Coronel Cleide faz história e se torna a primeira mulher a comandar a PMMG em 251 anos
Nomeação marca um novo capítulo na segurança pública mineira e reforça avanço feminino em cargos de liderança
Divulgação PMMG Minas Gerais vive um dos momentos mais simbólicos de sua história institucional. Pela primeira vez em 251 anos, a Polícia Militar de Minas Gerais (PMMG) será comandada por uma mulher. A coronel Cleide Barcelos dos Reis Rodrigues foi anunciada como nova comandante-geral da corporação, tornando-se a primeira mulher a ocupar o posto máximo da instituição desde sua criação no século XVIII.
A nomeação representa um marco histórico não apenas para a PMMG, mas para toda a estrutura da segurança pública mineira. Considerada uma das corporações militares mais antigas do Brasil, a Polícia Militar de Minas Gerais possui raízes que remontam a 1775, ainda no período colonial, e sempre teve sua trajetória marcada por lideranças masculinas.
Bacharel em Direito e com especializações voltadas à segurança pública e gestão estratégica, a coronel Cleide construiu sua carreira dentro da própria corporação, acumulando experiência em áreas operacionais, administrativas e de comando.
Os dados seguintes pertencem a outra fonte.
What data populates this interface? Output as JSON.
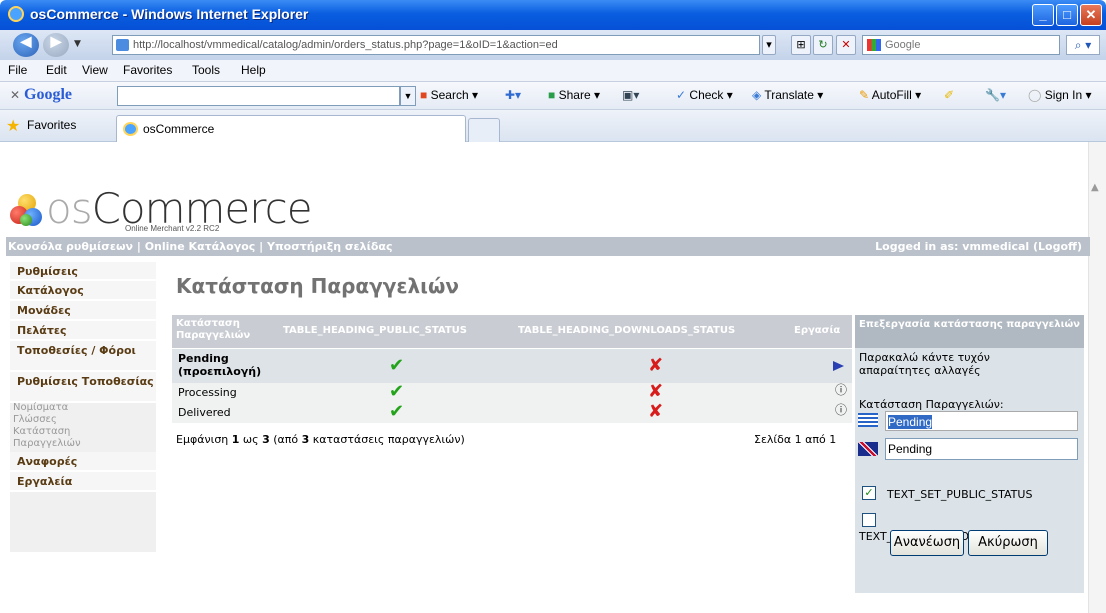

Sua ascensão ao cargo simboliza uma transformação gradual dentro das forças de segurança, que nas últimas décadas passaram a ampliar a presença feminina em funções antes restritas aos homens.
A presença das mulheres na Polícia Militar mineira é relativamente recente quando comparada à longa história da instituição. Durante décadas, o ingresso feminino ocorreu de maneira limitada e, inicialmente, voltado a funções específicas. A ampliação da participação operacional e da presença em cargos estratégicos ganhou força principalmente a partir dos anos 1990, acompanhando mudanças sociais e institucionais em todo o país.
A chegada da coronel Cleide ao comando-geral também acontece em um contexto mais amplo de protagonismo feminino na segurança pública de Minas Gerais. O estado passou a registrar, nos últimos anos, mulheres ocupando posições de destaque em diferentes órgãos ligados à defesa social, incluindo Polícia Civil e Corpo de Bombeiros Militar. No CBMMG, por exemplo, a coronel Jordana Filgueiras tornou-se a primeira mulher a assumir o comando-geral da corporação em mais de um século de existência.
Além do simbolismo histórico, especialistas apontam que a diversidade em cargos de liderança pode contribuir para mudanças culturais dentro das instituições, ampliando perspectivas de gestão, representatividade e aproximação com a sociedade.
Nas redes sociais, o anúncio da comandante-geral foi recebido como uma conquista histórica para Minas Gerais. A nomeação da coronel Cleide passou a ser celebrada como um símbolo de avanço, reconhecimento profissional e quebra de paradigmas dentro de uma das instituições mais tradicionais do estado.